Let's assume for now that max_features = d.

1. Building X_argsort is O(N log(N) * d)

2. On master, at each node, find_split is O(N * d). To build a fully developed tree, find_split has to be called O(N) times, which results in a cumulative complexity for find_split of O(N^2 * d).

In total, the complexity of building a single tree is then O(N log(N) * d + N^2 * d)

If T trees are built, the complexity is O(N log(N) * d + T * N^2 * d) since X_argsort is shared for all trees.

3. [Strategy A] Assume that we remove sample_mask and that, at each node, we rather reorder X_argsorted in a divide and conquer fashion.

In that case, at each node, find_split is O(N_i *d). To build a fully developped tree, find_split has to be called O(N) times, which results, if we further assume that the tree is balanced, in a cumulative complexity for find_split of O(N log(N) * d).

In total, the complexity of building a single tree is then O(N log(N) * d + * N log(N) * d).

If T trees are built, the complexity is O(N log(N) * d + T * N log(N) * d) but requires extra-memory of O(N*d * n_jobs).

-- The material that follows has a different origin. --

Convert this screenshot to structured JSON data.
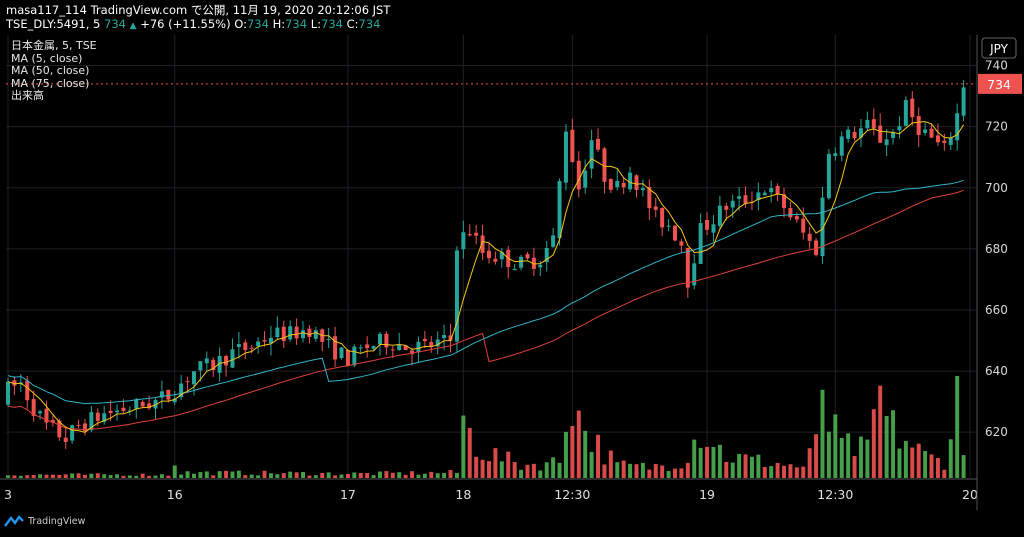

4. [Strategy B] Assume that we remove X_argsort and sample_mask and that, each node, we sort the node samples
   along the considered features.

In that case, at each node, find_split is O(N_i log(N_i) * d). I don't exactly know the cumulative complexity in that case but my intuition is that it sould be should something like O(N log(N)^2 * d). Anyway, far less that O(N^2 * d).

In total, the complexity of building a single tree should be around O(N log(N)^2 * d).

If T trees are built, then complexity should be O(T * N log(N)^2 * d).

Overall, I think Strategy A is the best of all but the extra-memory required is a significant disadvatange.

Regarding Strategy B, theory says that asymptotically it is better than master, even for building ensemble of trees. However I agree that we should account for the constant factors behind this analysis. I remain convinced however that we should at least try and see! (I can work on that.)